Wednesday, 30 January 2013

Hungarian Roma win school case

29 January 2013 Last updated at 17:03 GMT Roma schoolchildren in Hungary - file pic It is alleged that Hungary's school tests fail to give Roma children equal chances Two ethnic Roma (Gypsy) men have won a discrimination case against Hungary at the European Court of Human Rights over their education at a remedial school.

Education in a school for the mentally disabled meant the pair were isolated from mainstream society - a bar to their integration, the judges found.

The Strasbourg court said their schooling amounted to discrimination.

For years many Roma children have been wrongly placed in remedial schools in Hungary and some of its neighbours.

Many Roma communities in Hungary and the neighbouring Czech Republic, Slovakia, Romania and Serbia are blighted by poverty and a high degree of social segregation.

Istvan Horvath and Andras Kiss, from the town of Nyiregyhaza, were born in 1994 and 1992, respectively.

Ruling on their case, the court said the Hungarian school system had failed to provide the necessary safeguards for a disadvantaged minority.

The judgment said Hungarian courts had also acknowledged deficiencies in the way mental abilities were tested.

Hungary was ordered to pay the pair's legal costs of 4,500 euros (£3,848; $6,065).

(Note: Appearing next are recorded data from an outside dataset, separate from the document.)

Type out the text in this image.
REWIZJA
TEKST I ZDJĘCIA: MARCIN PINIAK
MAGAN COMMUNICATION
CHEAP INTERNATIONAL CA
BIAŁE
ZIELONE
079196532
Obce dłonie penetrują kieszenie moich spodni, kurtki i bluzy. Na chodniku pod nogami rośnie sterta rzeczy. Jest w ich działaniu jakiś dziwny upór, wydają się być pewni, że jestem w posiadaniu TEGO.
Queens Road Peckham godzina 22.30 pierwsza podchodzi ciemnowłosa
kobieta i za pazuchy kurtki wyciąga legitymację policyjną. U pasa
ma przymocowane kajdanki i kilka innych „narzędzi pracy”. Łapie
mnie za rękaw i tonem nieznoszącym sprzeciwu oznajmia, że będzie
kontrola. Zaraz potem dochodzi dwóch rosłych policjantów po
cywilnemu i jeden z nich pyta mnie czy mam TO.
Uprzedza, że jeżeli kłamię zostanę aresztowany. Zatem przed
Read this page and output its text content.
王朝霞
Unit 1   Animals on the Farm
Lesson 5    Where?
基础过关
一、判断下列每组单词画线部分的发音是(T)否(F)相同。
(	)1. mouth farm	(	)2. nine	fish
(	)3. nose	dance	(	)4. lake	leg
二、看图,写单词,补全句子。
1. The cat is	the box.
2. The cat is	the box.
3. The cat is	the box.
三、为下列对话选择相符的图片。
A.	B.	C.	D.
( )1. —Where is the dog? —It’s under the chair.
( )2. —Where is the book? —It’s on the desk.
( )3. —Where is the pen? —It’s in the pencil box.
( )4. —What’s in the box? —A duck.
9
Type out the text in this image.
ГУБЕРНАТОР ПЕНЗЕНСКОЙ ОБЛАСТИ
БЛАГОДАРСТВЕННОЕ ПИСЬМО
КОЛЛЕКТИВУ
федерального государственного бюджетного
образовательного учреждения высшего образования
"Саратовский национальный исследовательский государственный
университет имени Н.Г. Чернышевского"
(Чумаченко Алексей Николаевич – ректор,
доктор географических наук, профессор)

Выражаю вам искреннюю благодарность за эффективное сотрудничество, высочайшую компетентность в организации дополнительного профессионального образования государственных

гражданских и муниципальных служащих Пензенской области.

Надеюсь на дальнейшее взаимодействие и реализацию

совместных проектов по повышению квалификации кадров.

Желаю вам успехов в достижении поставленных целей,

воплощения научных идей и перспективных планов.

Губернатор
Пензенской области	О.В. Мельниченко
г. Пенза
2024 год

The applicants did not request damages from Hungary on grounds of discrimination.

Segregation problem

The BBC's Nick Thorpe in Budapest says the conservative Fidesz government is putting money into teaching Roma culture and history - though some NGOs argue that integrating Roma is more important than building their cultural identity, which can be divisive.

Fidesz argues that it has developed a Roma strategy, aimed at improving Roma rights - something that the EU has long been urging.

Fidesz says Roma-majority schools in some villages are a fact of life, whereas the previous Socialist-led government favoured bussing Roma children to schools where they would have to mix with ethnic Magyars, our correspondent reports.

Hungary's Minister for Human Resources, Zoltan Balog, has said the country "cannot prosper without its Roma population - if the Roma lose, we lose too".

He said the "negative trend" of the majority against the Roma must be changed, at the same time as Roma themselves must shed their "victim mentality". Most Roma are unemployed and poor, he pointed out.

A Council of Europe report in 2009 criticised the over-representation of Roma children in Hungarian remedial schools, while acknowledging that Hungary had made efforts to address the problem.

The report said "the vast majority of children assessed as having a 'mild disability' could, in the view of many NGOs, be integrated relatively easily in the ordinary school system: many children are misdiagnosed due to a failure to take due account of cultural differences or of the impact of socio-economic disadvantage on the child's development".